A lichen spider guarding its egg sac, it is supposed to be outside with the lichens but probably gallivanting and was trapped inside the bathroom. So it just stayed there with its egg sac. It has been there for two weeks.  Pandercetes sp. (Sparassidae)


A spitting spider (Scytodea sp.) carrying an egg sac . I don't know if they get prey even while guarding their eggs. If only i have time to spare, i will watch them spitting on their prey.

 a colorful Opadometa species

This is a very common resident of my hoya flowers, a crab spider. Very seldom will a hoya umbel  be without it. They are hiding there to ambush bees and butterflies that visit the flowers.

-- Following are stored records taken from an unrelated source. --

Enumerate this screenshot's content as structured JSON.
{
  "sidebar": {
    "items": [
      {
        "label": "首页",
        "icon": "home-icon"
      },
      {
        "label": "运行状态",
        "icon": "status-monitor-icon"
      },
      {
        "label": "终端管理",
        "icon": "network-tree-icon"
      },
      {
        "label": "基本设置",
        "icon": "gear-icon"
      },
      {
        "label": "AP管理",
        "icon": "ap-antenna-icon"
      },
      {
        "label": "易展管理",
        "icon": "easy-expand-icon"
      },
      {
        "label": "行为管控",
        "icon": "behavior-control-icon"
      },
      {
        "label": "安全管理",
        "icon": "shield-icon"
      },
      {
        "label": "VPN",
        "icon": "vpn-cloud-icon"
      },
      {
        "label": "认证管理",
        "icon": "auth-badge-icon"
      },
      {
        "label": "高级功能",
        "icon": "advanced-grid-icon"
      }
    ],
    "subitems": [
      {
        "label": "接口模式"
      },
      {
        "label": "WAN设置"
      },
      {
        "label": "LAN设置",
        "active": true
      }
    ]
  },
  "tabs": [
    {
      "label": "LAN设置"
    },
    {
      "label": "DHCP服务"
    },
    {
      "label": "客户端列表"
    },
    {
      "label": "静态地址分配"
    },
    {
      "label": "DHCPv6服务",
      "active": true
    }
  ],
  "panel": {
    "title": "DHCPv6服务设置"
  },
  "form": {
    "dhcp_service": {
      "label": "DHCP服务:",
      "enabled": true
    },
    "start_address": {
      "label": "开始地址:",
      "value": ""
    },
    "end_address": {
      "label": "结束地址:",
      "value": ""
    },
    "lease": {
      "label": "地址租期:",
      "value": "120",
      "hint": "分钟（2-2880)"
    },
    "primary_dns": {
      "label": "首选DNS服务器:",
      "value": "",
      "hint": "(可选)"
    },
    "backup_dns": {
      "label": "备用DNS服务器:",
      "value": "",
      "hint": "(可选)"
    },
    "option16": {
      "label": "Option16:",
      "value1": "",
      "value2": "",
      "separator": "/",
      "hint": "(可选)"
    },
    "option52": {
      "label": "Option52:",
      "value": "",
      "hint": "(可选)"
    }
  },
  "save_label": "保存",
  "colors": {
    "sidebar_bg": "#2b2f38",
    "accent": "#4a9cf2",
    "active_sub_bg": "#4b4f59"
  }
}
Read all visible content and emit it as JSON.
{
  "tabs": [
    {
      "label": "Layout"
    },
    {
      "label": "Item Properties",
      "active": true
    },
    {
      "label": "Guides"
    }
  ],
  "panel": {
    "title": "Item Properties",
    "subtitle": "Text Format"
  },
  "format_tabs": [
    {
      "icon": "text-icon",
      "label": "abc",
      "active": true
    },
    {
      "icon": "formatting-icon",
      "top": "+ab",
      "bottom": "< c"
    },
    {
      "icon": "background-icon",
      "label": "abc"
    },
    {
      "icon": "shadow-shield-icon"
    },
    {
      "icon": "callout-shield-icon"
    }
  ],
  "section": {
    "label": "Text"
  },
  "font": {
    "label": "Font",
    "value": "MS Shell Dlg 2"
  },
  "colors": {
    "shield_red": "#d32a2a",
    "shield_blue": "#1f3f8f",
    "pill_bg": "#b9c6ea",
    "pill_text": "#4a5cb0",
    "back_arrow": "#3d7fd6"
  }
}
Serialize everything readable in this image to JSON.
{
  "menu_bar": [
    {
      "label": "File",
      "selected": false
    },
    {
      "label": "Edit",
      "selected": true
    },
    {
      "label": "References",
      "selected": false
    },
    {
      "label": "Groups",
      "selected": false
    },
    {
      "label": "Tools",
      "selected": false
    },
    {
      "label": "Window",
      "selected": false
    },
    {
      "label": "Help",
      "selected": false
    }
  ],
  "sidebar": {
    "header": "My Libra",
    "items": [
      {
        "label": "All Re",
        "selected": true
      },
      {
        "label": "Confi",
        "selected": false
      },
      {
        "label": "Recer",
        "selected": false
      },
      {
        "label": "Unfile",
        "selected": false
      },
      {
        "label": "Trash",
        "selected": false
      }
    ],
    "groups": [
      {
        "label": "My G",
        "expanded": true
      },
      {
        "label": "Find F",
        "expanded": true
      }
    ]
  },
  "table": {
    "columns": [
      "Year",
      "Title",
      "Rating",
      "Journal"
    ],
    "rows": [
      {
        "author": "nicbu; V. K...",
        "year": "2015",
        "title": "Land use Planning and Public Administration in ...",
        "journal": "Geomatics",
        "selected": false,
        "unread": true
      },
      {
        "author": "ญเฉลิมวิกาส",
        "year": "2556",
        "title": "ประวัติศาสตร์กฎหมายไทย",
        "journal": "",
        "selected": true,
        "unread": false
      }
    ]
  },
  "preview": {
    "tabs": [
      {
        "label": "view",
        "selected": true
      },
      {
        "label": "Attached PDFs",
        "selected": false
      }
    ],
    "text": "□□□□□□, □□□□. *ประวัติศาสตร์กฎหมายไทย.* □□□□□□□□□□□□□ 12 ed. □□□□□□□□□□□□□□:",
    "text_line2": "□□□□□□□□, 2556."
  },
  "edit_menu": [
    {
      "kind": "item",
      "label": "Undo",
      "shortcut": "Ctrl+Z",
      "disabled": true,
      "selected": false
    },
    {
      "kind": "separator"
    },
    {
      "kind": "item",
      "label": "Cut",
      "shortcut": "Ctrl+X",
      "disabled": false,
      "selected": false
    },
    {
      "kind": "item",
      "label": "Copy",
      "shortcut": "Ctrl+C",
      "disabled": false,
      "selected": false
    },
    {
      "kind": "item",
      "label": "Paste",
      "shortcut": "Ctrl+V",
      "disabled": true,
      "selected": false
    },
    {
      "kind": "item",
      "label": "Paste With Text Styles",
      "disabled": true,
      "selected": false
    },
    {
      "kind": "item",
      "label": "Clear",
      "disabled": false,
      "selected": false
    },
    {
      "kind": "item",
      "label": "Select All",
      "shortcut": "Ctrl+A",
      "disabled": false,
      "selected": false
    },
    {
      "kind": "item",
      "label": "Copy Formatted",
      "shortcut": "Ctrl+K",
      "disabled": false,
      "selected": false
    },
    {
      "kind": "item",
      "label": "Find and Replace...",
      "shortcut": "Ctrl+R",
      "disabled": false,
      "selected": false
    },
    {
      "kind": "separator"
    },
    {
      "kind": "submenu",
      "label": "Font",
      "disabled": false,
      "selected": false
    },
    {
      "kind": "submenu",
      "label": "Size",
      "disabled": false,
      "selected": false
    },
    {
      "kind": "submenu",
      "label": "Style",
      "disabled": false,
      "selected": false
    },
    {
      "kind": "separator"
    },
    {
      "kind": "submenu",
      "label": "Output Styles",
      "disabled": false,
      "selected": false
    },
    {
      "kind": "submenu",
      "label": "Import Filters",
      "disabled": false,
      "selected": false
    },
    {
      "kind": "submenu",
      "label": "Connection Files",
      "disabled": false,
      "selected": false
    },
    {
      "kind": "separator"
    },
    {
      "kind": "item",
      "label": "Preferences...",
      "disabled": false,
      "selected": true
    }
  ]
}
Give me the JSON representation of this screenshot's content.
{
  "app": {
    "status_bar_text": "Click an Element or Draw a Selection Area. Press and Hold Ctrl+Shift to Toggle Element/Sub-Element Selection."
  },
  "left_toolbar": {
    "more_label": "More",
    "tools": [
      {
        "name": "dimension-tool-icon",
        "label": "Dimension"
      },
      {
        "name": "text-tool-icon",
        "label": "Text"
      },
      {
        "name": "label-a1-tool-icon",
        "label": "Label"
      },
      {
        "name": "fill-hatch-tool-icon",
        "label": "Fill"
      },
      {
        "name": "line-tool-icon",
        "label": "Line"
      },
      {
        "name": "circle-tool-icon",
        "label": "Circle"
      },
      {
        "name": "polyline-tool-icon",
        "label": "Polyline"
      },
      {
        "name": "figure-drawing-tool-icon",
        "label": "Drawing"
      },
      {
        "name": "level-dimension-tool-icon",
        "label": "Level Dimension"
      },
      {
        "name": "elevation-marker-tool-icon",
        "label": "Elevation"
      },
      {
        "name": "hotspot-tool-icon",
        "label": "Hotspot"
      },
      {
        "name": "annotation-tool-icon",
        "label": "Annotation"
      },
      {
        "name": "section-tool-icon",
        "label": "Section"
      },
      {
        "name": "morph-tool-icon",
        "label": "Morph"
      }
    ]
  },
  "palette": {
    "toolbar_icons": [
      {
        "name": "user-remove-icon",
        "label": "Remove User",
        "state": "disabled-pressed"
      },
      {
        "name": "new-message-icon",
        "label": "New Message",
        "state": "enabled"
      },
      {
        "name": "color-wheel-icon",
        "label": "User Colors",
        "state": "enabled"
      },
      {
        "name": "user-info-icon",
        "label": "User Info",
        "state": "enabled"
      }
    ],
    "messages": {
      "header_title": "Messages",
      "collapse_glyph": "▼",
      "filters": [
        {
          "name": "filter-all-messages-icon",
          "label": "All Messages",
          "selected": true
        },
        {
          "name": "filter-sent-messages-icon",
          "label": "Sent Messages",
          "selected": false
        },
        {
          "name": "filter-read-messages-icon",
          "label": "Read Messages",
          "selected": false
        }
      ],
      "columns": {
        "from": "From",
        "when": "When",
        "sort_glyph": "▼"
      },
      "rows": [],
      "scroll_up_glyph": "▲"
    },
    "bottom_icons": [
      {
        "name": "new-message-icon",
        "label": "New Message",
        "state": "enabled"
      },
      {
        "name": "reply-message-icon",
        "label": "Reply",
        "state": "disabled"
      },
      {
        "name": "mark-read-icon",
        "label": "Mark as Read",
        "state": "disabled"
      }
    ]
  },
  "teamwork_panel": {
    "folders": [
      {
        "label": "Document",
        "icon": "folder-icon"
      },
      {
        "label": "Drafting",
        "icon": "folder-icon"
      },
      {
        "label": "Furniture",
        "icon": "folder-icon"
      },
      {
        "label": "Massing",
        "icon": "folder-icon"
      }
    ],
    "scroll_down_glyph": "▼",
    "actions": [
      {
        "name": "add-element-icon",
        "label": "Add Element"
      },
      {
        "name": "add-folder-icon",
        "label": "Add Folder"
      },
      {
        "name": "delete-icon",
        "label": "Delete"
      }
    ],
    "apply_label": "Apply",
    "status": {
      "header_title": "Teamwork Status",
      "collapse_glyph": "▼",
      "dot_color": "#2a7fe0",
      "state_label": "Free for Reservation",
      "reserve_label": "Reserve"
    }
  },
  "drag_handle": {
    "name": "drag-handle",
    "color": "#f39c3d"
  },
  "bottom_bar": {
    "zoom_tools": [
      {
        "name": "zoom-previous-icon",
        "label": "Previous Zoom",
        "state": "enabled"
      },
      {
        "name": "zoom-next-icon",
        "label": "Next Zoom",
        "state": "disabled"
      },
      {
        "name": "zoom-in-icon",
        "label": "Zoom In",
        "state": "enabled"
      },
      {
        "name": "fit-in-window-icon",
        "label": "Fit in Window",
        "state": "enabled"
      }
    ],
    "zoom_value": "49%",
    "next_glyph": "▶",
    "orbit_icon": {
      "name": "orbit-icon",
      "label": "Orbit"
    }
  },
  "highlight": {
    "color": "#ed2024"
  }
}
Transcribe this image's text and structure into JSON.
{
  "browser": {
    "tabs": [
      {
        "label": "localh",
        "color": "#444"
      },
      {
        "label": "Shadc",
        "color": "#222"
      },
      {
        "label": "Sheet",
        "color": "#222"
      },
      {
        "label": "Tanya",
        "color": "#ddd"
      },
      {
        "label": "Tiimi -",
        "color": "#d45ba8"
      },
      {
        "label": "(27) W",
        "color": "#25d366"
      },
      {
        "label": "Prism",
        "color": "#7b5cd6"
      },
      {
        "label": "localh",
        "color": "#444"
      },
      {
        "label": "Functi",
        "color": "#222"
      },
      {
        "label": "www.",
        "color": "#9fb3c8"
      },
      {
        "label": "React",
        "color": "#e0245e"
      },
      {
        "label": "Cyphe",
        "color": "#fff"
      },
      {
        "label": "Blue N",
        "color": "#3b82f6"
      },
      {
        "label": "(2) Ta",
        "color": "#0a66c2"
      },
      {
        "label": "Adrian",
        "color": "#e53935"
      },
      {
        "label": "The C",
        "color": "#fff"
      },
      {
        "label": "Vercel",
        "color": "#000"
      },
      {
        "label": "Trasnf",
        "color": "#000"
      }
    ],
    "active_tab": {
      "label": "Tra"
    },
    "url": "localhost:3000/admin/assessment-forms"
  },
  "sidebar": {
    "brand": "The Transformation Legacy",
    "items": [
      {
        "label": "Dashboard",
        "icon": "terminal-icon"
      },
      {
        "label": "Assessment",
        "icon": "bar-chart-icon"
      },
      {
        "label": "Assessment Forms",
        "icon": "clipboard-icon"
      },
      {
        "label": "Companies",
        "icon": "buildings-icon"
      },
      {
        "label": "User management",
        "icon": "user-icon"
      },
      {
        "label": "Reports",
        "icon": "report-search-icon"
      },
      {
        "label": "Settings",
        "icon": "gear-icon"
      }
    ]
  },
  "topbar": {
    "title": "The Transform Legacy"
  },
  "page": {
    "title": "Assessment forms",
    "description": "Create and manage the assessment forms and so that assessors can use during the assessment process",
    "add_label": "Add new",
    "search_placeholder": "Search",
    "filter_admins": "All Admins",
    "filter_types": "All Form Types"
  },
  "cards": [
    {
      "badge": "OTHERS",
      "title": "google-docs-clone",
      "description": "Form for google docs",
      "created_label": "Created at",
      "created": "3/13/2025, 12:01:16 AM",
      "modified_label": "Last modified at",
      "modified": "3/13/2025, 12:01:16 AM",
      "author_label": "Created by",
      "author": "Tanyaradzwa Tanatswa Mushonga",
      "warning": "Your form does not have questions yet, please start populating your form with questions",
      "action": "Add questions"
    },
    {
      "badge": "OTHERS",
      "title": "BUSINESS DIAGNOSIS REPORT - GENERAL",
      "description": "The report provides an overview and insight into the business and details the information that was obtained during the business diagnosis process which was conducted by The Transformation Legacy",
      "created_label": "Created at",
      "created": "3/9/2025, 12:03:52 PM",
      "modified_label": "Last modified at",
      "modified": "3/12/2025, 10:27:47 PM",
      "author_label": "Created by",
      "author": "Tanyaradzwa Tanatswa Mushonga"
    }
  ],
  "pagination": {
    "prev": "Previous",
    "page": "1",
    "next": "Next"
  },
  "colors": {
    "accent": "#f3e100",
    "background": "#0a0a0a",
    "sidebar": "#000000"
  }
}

 My first time to see this one, i think unique for a spider

 Nephila sp.

Neoscona theisi



The owner of this web is very small hiding at the back of the central  object, pretending they are big.

I still have lots of spider photos, but i can't seem to see most of them when there's the need. I am posting these to the Arachnophiles Group in FB to know their names. When ready i will put them here. Thanks much!